Una lettera piuttosto maliziosa: “Vostra Beatitudine ha fatto ciò che ha potuto. Non c’è nulla che possa esser posto a carico di vostra Clemenza; ciò malgrado i posteri, ignari della situazione, ve ne faranno carico, quando leggeranno che Costantinopoli fu presa durante il vostro regno… E’ vostro dovere ormai muovervi, scrivere ai re, inviare legati, ammonire, esortare i principi ed i comuni perché si riuniscano o inviino i loro rappresentanti in un luogo comune. Ora che la ferita è ancora fresca, si affrettino a venire in aiuto della comunità cristiana, in nome della fede facciano pace o tregua tra alleati e, unite le forze, muovano contro i nemici della croce salvifica… ”. Scrive al Papa pure Isidoro di Kiev: “Suscita dunque la tua potenza, o più santo dei padri, e poiché tu conosci a fondo le cose e le capisci e hai potere di influenza notevole su tutte le altre podestà inferiori, cerca di assumerti con la forza necessaria e di affrontare questa che è la causa di Cristo, nostro Dio; volgi ad essa la tua ira possente…”.

Un monaco del santuario della Vergine Pammakaristos, Gennadio Scolario: “La sciagure abbattutesi sulla nostra capitale provenivano manifestamente da Dio e dalla giustizia celeste. La potenza, l’arte e la tecnica di guerra dei nemici, che si abbatterono su di noi e che ci distrussero, non ebbero la loro forza da altri che da Dio… ”.

Giorgio di Trebisonda nientemeno scrive allo stesso Mehmed II per proporgli di unificare la religione cattolica e quella musulmana, e “nessuno meglio di te, mirabile emiro, può portare a termine un’impresa di tal genere”. Non succede quasi niente.

Persino il Senato veneziano si rivolge al Papa, “noi ricorriamo a vostra Santità come al pastore sommo del gregge di Dio, supplicandovi con la nostra solita devozione filiale che vi degniate di provvedere a un tal male con tutti i mezzi e con tutte le preghiere che parranno opportune alla vostra saggezza”.

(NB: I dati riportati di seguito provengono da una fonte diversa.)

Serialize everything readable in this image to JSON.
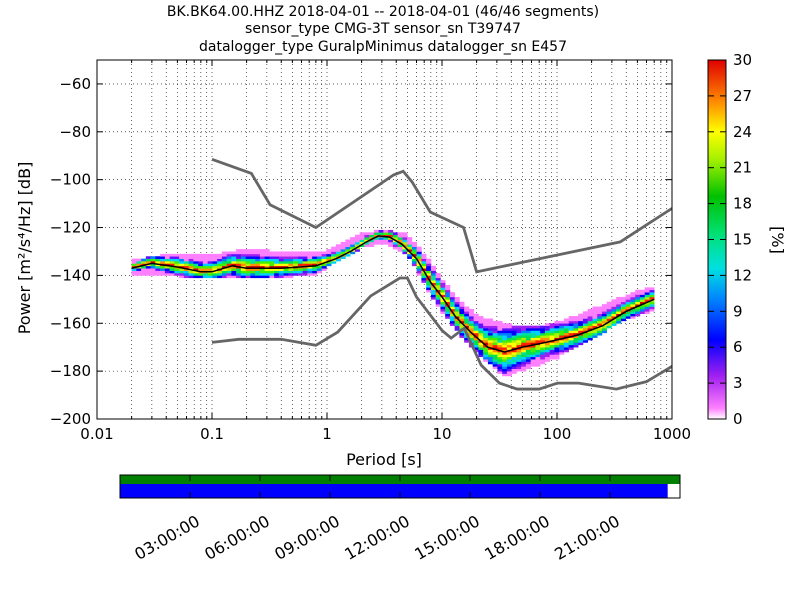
{
  "chart_data": {
    "type": "heatmap",
    "title_lines": [
      "BK.BK64.00.HHZ   2018-04-01 -- 2018-04-01  (46/46 segments)",
      "sensor_type CMG-3T sensor_sn T39747",
      "datalogger_type GuralpMinimus datalogger_sn E457"
    ],
    "xlabel": "Period [s]",
    "ylabel": "Power [m²/s⁴/Hz] [dB]",
    "xscale": "log",
    "xlim": [
      0.01,
      1000
    ],
    "ylim": [
      -200,
      -50
    ],
    "xticks": [
      {
        "value": 0.01,
        "label": "0.01"
      },
      {
        "value": 0.1,
        "label": "0.1"
      },
      {
        "value": 1,
        "label": "1"
      },
      {
        "value": 10,
        "label": "10"
      },
      {
        "value": 100,
        "label": "100"
      },
      {
        "value": 1000,
        "label": "1000"
      }
    ],
    "yticks": [
      {
        "value": -60,
        "label": "−60"
      },
      {
        "value": -80,
        "label": "−80"
      },
      {
        "value": -100,
        "label": "−100"
      },
      {
        "value": -120,
        "label": "−120"
      },
      {
        "value": -140,
        "label": "−140"
      },
      {
        "value": -160,
        "label": "−160"
      },
      {
        "value": -180,
        "label": "−180"
      },
      {
        "value": -200,
        "label": "−200"
      }
    ],
    "grid": true,
    "colorbar": {
      "label": "[%]",
      "range": [
        0,
        30
      ],
      "ticks": [
        {
          "value": 0,
          "label": "0"
        },
        {
          "value": 3,
          "label": "3"
        },
        {
          "value": 6,
          "label": "6"
        },
        {
          "value": 9,
          "label": "9"
        },
        {
          "value": 12,
          "label": "12"
        },
        {
          "value": 15,
          "label": "15"
        },
        {
          "value": 18,
          "label": "18"
        },
        {
          "value": 21,
          "label": "21"
        },
        {
          "value": 24,
          "label": "24"
        },
        {
          "value": 27,
          "label": "27"
        },
        {
          "value": 30,
          "label": "30"
        }
      ],
      "colormap": "pqlx"
    },
    "noise_models": [
      {
        "name": "high-noise-model",
        "color": "#666666",
        "points": [
          [
            0.1,
            -91.5
          ],
          [
            0.22,
            -97.4
          ],
          [
            0.32,
            -110.5
          ],
          [
            0.8,
            -120
          ],
          [
            3.8,
            -98
          ],
          [
            4.6,
            -96.5
          ],
          [
            5.5,
            -101
          ],
          [
            7.9,
            -113.5
          ],
          [
            15.4,
            -120
          ],
          [
            20,
            -138.5
          ],
          [
            354.8,
            -126
          ],
          [
            1000,
            -112
          ]
        ]
      },
      {
        "name": "low-noise-model",
        "color": "#666666",
        "points": [
          [
            0.1,
            -168
          ],
          [
            0.17,
            -166.7
          ],
          [
            0.4,
            -166.7
          ],
          [
            0.8,
            -169.2
          ],
          [
            1.24,
            -163.7
          ],
          [
            2.4,
            -148.6
          ],
          [
            4.3,
            -141.1
          ],
          [
            5,
            -141.1
          ],
          [
            6,
            -149
          ],
          [
            10,
            -163
          ],
          [
            12,
            -166.2
          ],
          [
            15.6,
            -162.1
          ],
          [
            21.9,
            -177.5
          ],
          [
            31.6,
            -185
          ],
          [
            45,
            -187.5
          ],
          [
            70,
            -187.5
          ],
          [
            101,
            -185
          ],
          [
            154,
            -185
          ],
          [
            328,
            -187.5
          ],
          [
            600,
            -184.4
          ],
          [
            1000,
            -178
          ]
        ]
      }
    ],
    "mode_curve": {
      "name": "mode",
      "points": [
        [
          0.02,
          -137
        ],
        [
          0.03,
          -135
        ],
        [
          0.05,
          -136.5
        ],
        [
          0.08,
          -138.5
        ],
        [
          0.1,
          -138.5
        ],
        [
          0.15,
          -136
        ],
        [
          0.2,
          -137
        ],
        [
          0.4,
          -137
        ],
        [
          0.8,
          -136
        ],
        [
          1.2,
          -133
        ],
        [
          1.6,
          -130
        ],
        [
          2.2,
          -126
        ],
        [
          2.8,
          -123.5
        ],
        [
          3.5,
          -124
        ],
        [
          4.5,
          -127
        ],
        [
          6,
          -133
        ],
        [
          8,
          -143
        ],
        [
          10,
          -149
        ],
        [
          13,
          -157
        ],
        [
          18,
          -164
        ],
        [
          25,
          -170
        ],
        [
          35,
          -172
        ],
        [
          50,
          -170
        ],
        [
          80,
          -168
        ],
        [
          150,
          -165
        ],
        [
          250,
          -161
        ],
        [
          400,
          -155
        ],
        [
          700,
          -150
        ]
      ]
    },
    "psd_distribution": {
      "description_spread_db_low": [
        [
          0.02,
          -139
        ],
        [
          0.05,
          -140
        ],
        [
          0.1,
          -141
        ],
        [
          0.3,
          -141
        ],
        [
          0.8,
          -139
        ],
        [
          2,
          -128
        ],
        [
          3,
          -126
        ],
        [
          5,
          -131
        ],
        [
          8,
          -148
        ],
        [
          12,
          -160
        ],
        [
          20,
          -172
        ],
        [
          35,
          -182
        ],
        [
          60,
          -178
        ],
        [
          100,
          -174
        ],
        [
          200,
          -166
        ],
        [
          400,
          -158
        ],
        [
          700,
          -154
        ]
      ],
      "description_spread_db_high": [
        [
          0.02,
          -135
        ],
        [
          0.05,
          -132
        ],
        [
          0.1,
          -133
        ],
        [
          0.2,
          -130
        ],
        [
          0.5,
          -132
        ],
        [
          1,
          -131
        ],
        [
          2,
          -124
        ],
        [
          3,
          -122
        ],
        [
          5,
          -124
        ],
        [
          8,
          -136
        ],
        [
          12,
          -148
        ],
        [
          20,
          -158
        ],
        [
          40,
          -162
        ],
        [
          80,
          -162
        ],
        [
          150,
          -158
        ],
        [
          300,
          -152
        ],
        [
          500,
          -148
        ],
        [
          700,
          -146
        ]
      ]
    },
    "time_coverage": {
      "tick_labels": [
        "03:00:00",
        "06:00:00",
        "09:00:00",
        "12:00:00",
        "15:00:00",
        "18:00:00",
        "21:00:00"
      ],
      "data_coverage_fraction": 1.0,
      "psd_coverage_fraction": 0.978,
      "data_color": "#008000",
      "psd_color": "#0000ff"
    }
  }
}
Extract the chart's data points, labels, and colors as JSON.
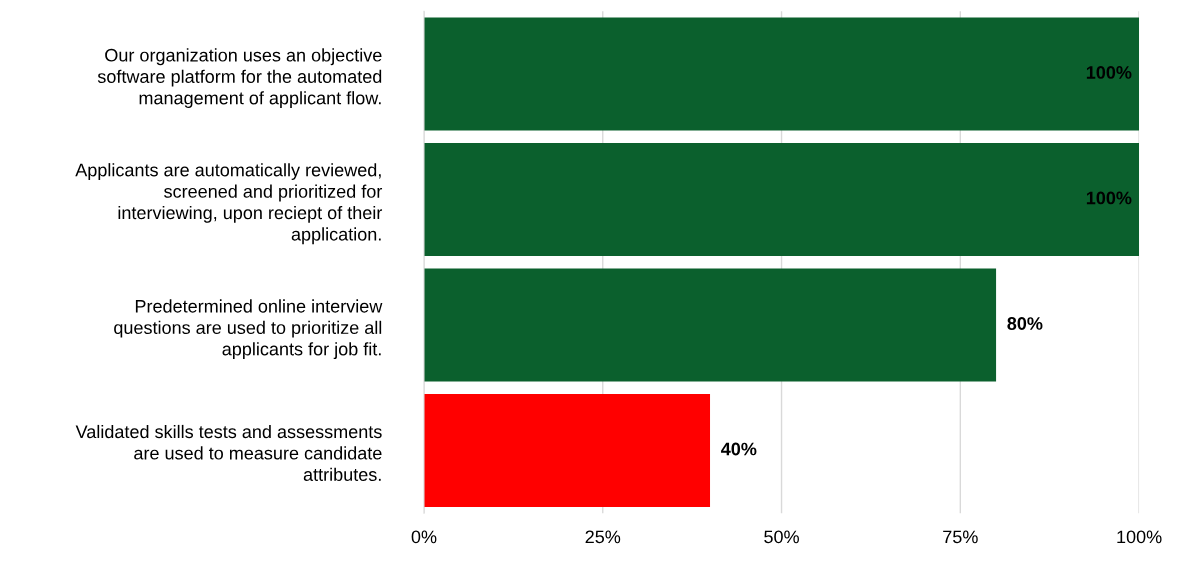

Tutti quelli che non avevano fatto, ora sembrano smaniare per fare. Vengono composte opera, canti, suppliche, pianti e monodie. Si lamenta Abraham di Ankara, poeta armeno, forse un monaco, “pieno di peccati ho composto questo lamento con grande dolore”. E dice, appunto, questo lamento dedicato alla città appena conquistata: “Ti hanno reso obbrobrio dei vicini e sei divenuta oggetto di derisione per chi ti sta intorno. I tuoi giovani li divorò il fuoco e nessuno prese il lutto per le tue vergini, i tuoi sacerdoti caddero di spada, nessuno pianse le tue vedove”.

Di qua il lamento, di là il canto di gioia. “Gli amici del sultano ottomano ne esultarono e ne furono felici, i nemici della fede e dello stato ne rimasero stupefatti e schiacciati”, scrive Tâdji Beg-zâde Ga’fer Celebi. Non succederà quasi nulla. Mehmet non arriverà a Roma, come qualcuno paventava, ma gli ottomani da Istanbul non andranno più via, Costantinopoli sarà sepolta per sempre.

Comincerà anche la leggenda nera di Bisanzio, come quella raccontata nell’Ottocento nella “History of European Morals” di W.E.H. Lecky, “i suoi vizi erano i vizi di uomini che avevano cessato di essere eroici senza avere imparato a essere virtuosi… la storia dell’impero è un racconto monotono di intrighi di preti, eunuchi e donne, di avvelenamenti, di cospirazioni, di continua ingratitudine e di perenni fraticidi”. Alla faccia del racconto monotono.

Fondato lunedì 11 maggio 330 da Costantino il Grande, l’impero romano d’Oriente finì martedì 29 maggio 1453, sotto Costantino XI: da allora nel mondo greco martedì è giorno infausto. E’ durato 1123 anni e diciotto giorni: un tempo immenso. Ecco, questa è la storia dell’ultimo giorno di Costantinopoli, di martedì 29 maggio 1453, di ciò che videro quelli che c’erano, quelli che poi piansero e quelli che gioirono.

Sulla cupola di Santa Sofia, ora moschea, sale Mehmet II, si guarda ammirato intorno e recita antichi versi persiani: “Il ragno assolve alla funzione di portinaio nel palazzo di Cosroe… ”. Sotto, Costantinopoli e il suo ultimo imperatore sono ora pietra che arde.